Durant la guerre russo-ukrainienne , l'Ukraine a adopté en 2023 une loi interdisant les noms de lieux associés à la Russie. Cette loi, en particulier, a été décrite par Volodymyr Viatrovych comme fournissant « un cadre légitime et des mécanismes efficaces pour les processus de décolonisation en cours en Ukraine ». Les spécialistes des études russes ont également renouvelé leur attention sur le colonialisme russe et leur intérêt pour une approche décoloniale des études dans leur domaine. Si des chercheuses décoloniales comme Madina Tlostanova adhèrent à ce cadre d'analyse, l'anthropologue Jeremy F. Walton a, quant à lui, proposé le concept de déimpérialité pour appréhender de manière critique l'héritage de l' Empire des Romanov et de l'Union soviétique en Europe.
Décolonisation de l'Océanie
Aspects
Les défis typiques de la décolonisation comprennent la construction de l'État , la construction de la nation et le développement économique .
Construction de l'État
Construction nationale
La construction nationale est le processus visant à créer un sentiment d'identification et de loyauté envers l'État. Les projets de construction nationale cherchent à remplacer la loyauté envers l'ancienne puissance coloniale et/ou les loyautés tribales ou régionales par la loyauté envers le nouvel État. Parmi les éléments de la construction nationale figurent la création et la promotion de symboles étatiques tels qu'un drapeau, des armoiries et un hymne national, des monuments, une histoire officielle, des équipes sportives nationales, la codification d'une ou plusieurs langues autochtones officielles et le remplacement des toponymes coloniaux par des toponymes locaux. La construction nationale après l'indépendance s'inscrit souvent dans la continuité du travail entrepris par les mouvements indépendantistes durant la période coloniale.
politique linguistique
Du point de vue de la politique linguistique , la « décolonisation linguistique » implique le remplacement de la langue de la puissance colonisatrice (impériale) par la langue autochtone de la colonie concernée, en tant que langue officielle . À l’exception des colonies d’ Eurasie , la décolonisation linguistique n’a pas eu lieu dans les anciens États coloniaux devenus indépendants sur les autres continents (« Reste du monde »). L’impérialisme linguistique est l’imposition et le maintien d’une langue dominante sur les autres, et la décolonisation linguistique constitue une réponse à cette forme d’impérialisme.
Cinématographie
L’écrivain kenyan Ngũgĩ wa Thiong’o a écrit sur la colonisation et la décolonisation dans l’univers cinématographique. Né en Éthiopie, le cinéaste Haile Gerima décrit la « colonisation de l’inconscient » qu’il dit avoir vécue enfant :
Enfants, nous imitions les scènes des films. Nous jouions aux cow-boys et aux Indiens dans les montagnes autour de Gondar… Nous incarnions ces héros, nous identifiant aux cow-boys conquérant les Indiens. Nous ne nous identifiions pas du tout aux Indiens et nous ne souhaitions jamais leur victoire. Même devant les films de Tarzan, nous étions totalement captivés par les exploits du héros et suivions l'histoire de son point de vue, complètement absorbés par le récit. Dès que des Africains approchaient Tarzan par derrière, nous hurlions à pleins poumons pour le prévenir de leur arrivée.
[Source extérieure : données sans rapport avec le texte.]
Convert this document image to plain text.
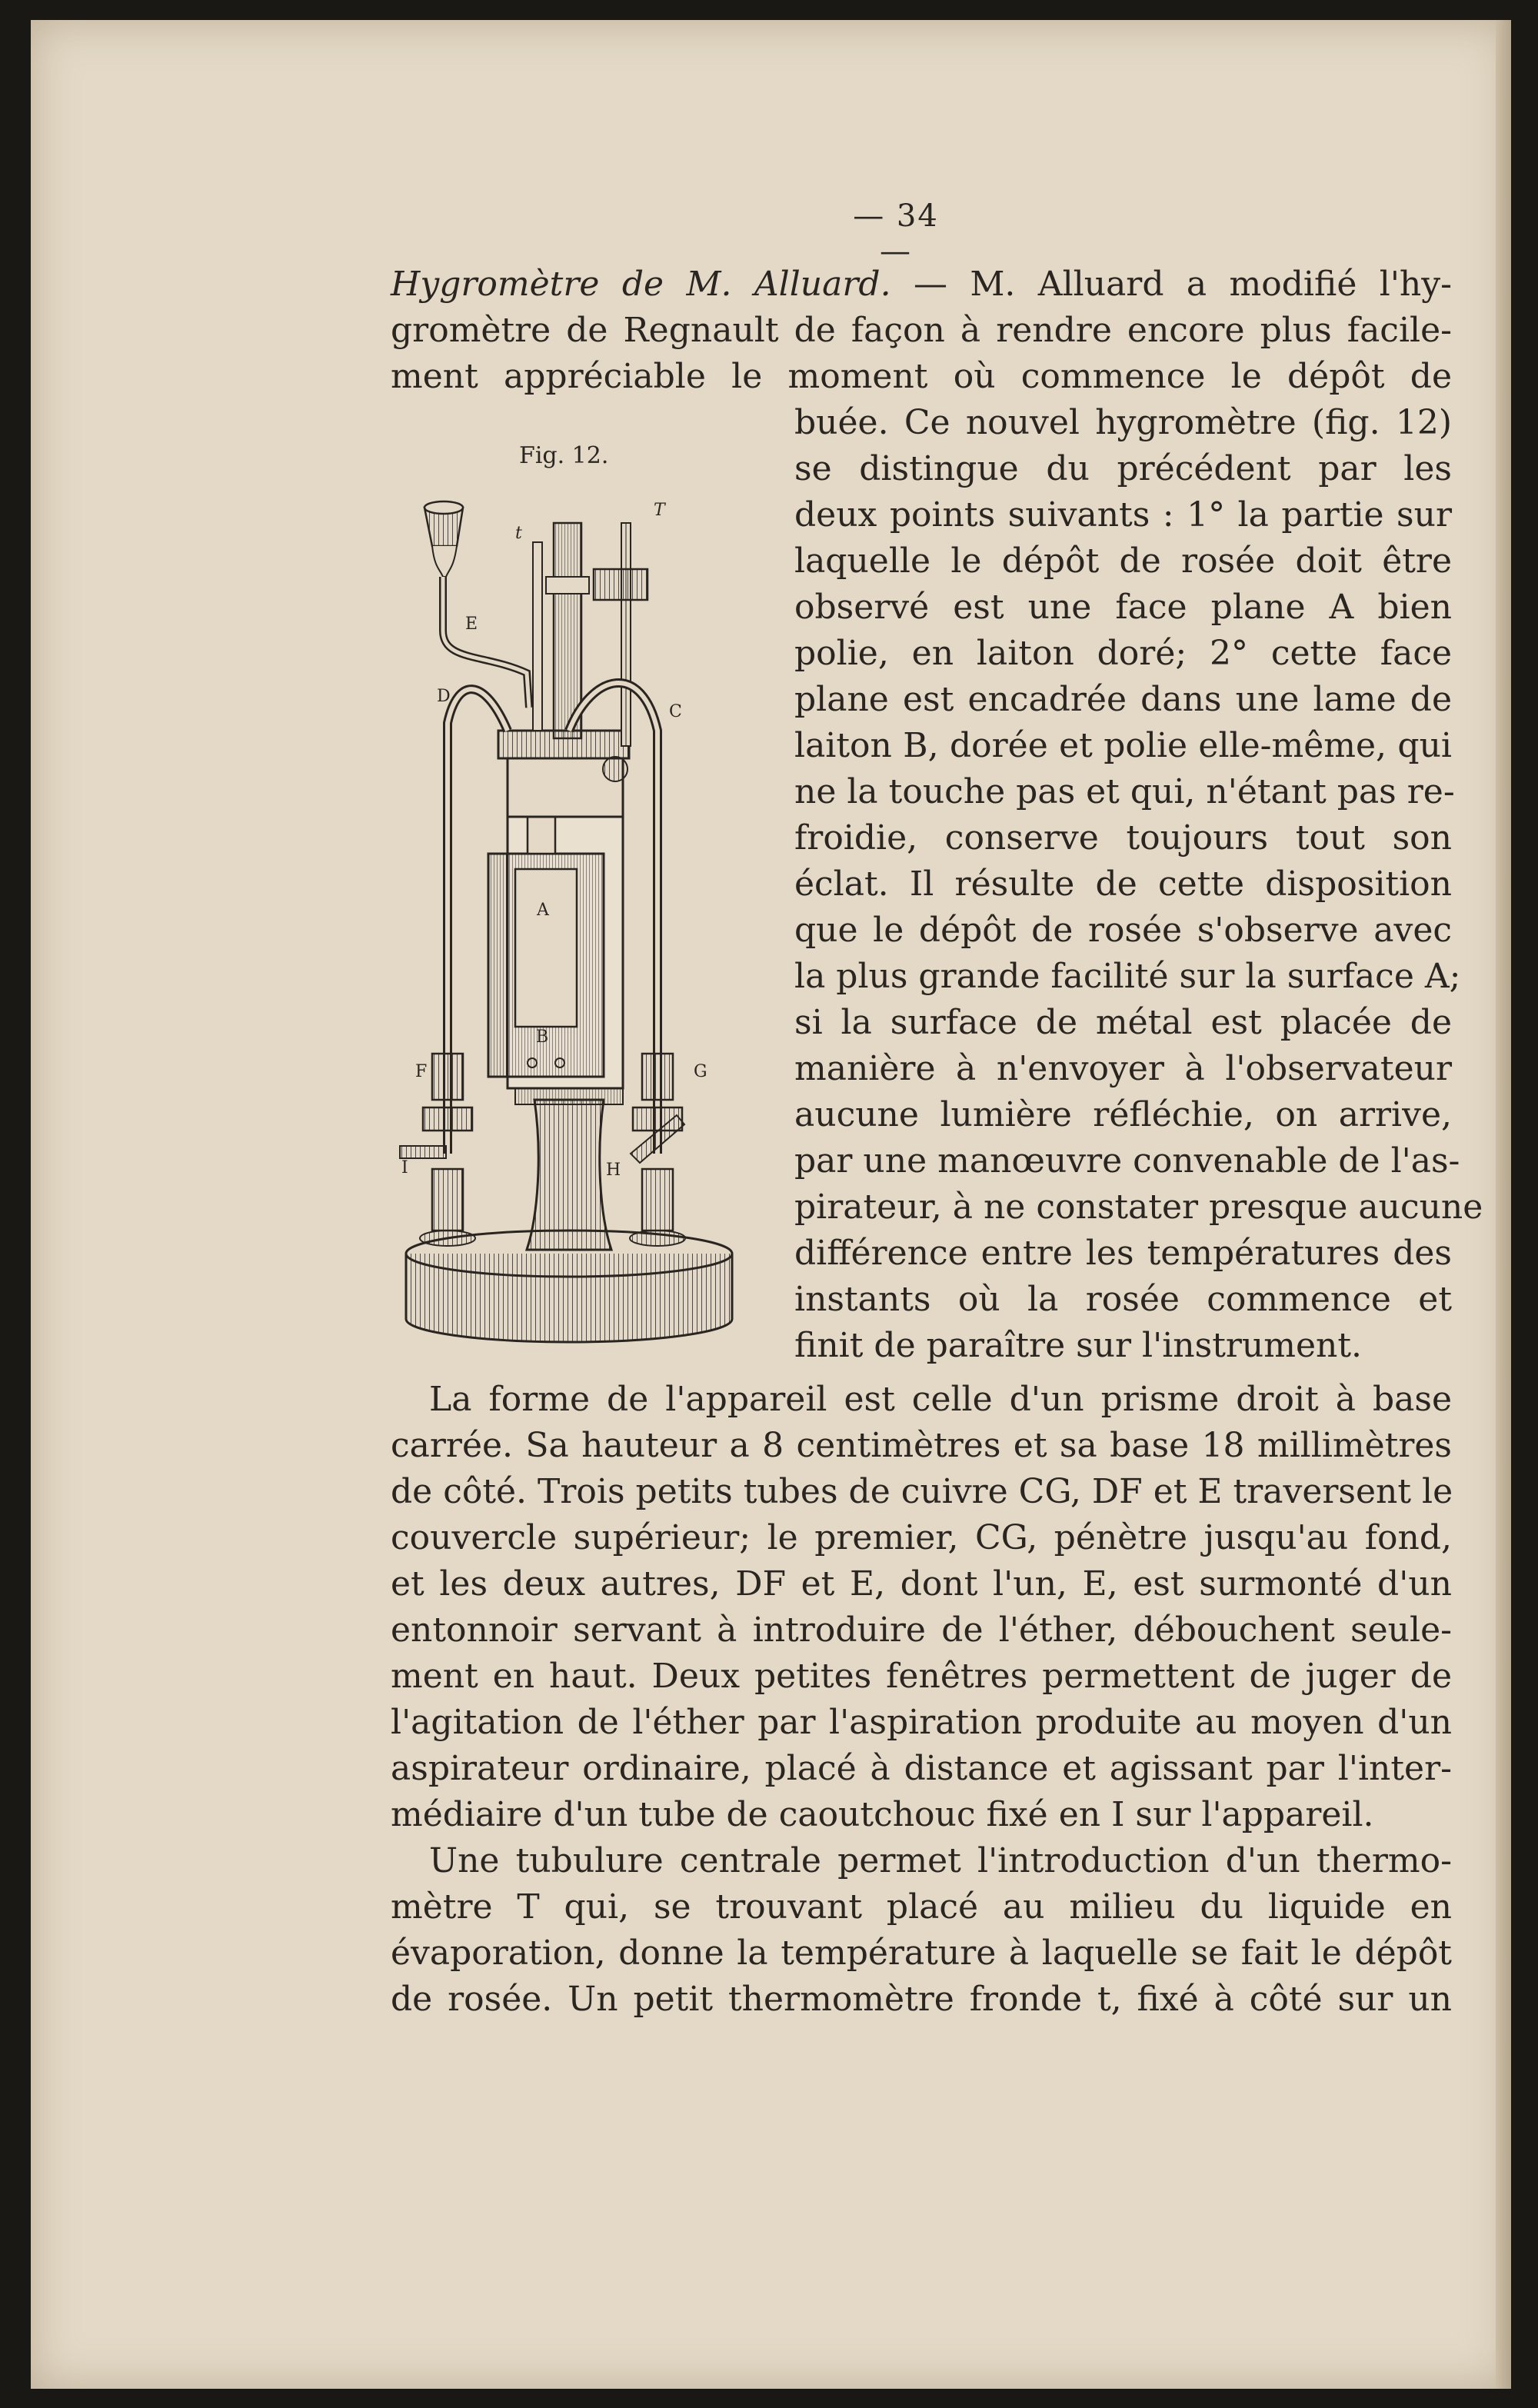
— 34 —
Hygromètre de M. Alluard. — M. Alluard a modifié l'hy-
gromètre de Regnault de façon à rendre encore plus facile-
ment appréciable le moment où commence le dépôt de
buée. Ce nouvel hygromètre (fig. 12)
se distingue du précédent par les
deux points suivants : 1° la partie sur
laquelle le dépôt de rosée doit être
observé est une face plane A bien
polie, en laiton doré; 2° cette face
plane est encadrée dans une lame de
laiton B, dorée et polie elle-même, qui
ne la touche pas et qui, n'étant pas re-
froidie, conserve toujours tout son
éclat. Il résulte de cette disposition
que le dépôt de rosée s'observe avec
la plus grande facilité sur la surface A;
si la surface de métal est placée de
manière à n'envoyer à l'observateur
aucune lumière réfléchie, on arrive,
par une manœuvre convenable de l'as-
pirateur, à ne constater presque aucune
différence entre les températures des
instants où la rosée commence et
finit de paraître sur l'instrument.
Fig. 12.
t
T
E
D
C
A
B
F	G
I	H
La forme de l'appareil est celle d'un prisme droit à base
carrée. Sa hauteur a 8 centimètres et sa base 18 millimètres
de côté. Trois petits tubes de cuivre CG, DF et E traversent le
couvercle supérieur; le premier, CG, pénètre jusqu'au fond,
et les deux autres, DF et E, dont l'un, E, est surmonté d'un
entonnoir servant à introduire de l'éther, débouchent seule-
ment en haut. Deux petites fenêtres permettent de juger de
l'agitation de l'éther par l'aspiration produite au moyen d'un
aspirateur ordinaire, placé à distance et agissant par l'inter-
médiaire d'un tube de caoutchouc fixé en I sur l'appareil.
Une tubulure centrale permet l'introduction d'un thermo-
mètre T qui, se trouvant placé au milieu du liquide en
évaporation, donne la température à laquelle se fait le dépôt
de rosée. Un petit thermomètre fronde t, fixé à côté sur un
En Asie, le cinéma de kung-fu a émergé à une époque où le Japon cherchait à toucher les populations asiatiques d'autres pays grâce à son influence culturelle. La popularité croissante des films de kung-fu s'est manifestée de la fin des années 1960 aux années 1970. Les populations locales y étaient dépeintes comme des protagonistes s'opposant aux « impérialistes » (étrangers) et à leurs « collaborateurs chinois ».
Rapatriement
Dans un article de 2023 portant sur la théorie politique du colonialisme de peuplement, les universitaires canadiens Yann Allard-Tremblay et Elaine Coburn affirment que : « En Afrique, au Moyen-Orient, en Amérique du Sud et dans une grande partie du reste du monde, la décolonisation a souvent signifié l’expulsion ou le départ de la plupart des colons. En revanche, dans les États coloniaux de peuplement comme la Nouvelle-Zélande , l’Australie , le Canada et les États-Unis , les colons ne sont pas partis, même après l’obtention de l’indépendance vis-à-vis de la métropole… L’oppression et la domination systémiques des colonisés par le colonisateur ne sont pas un phénomène historique – reléguées au passé – mais se poursuivent et sont soutenues par des institutions politiques, sociales, économiques et juridiques profondément inégalitaires. »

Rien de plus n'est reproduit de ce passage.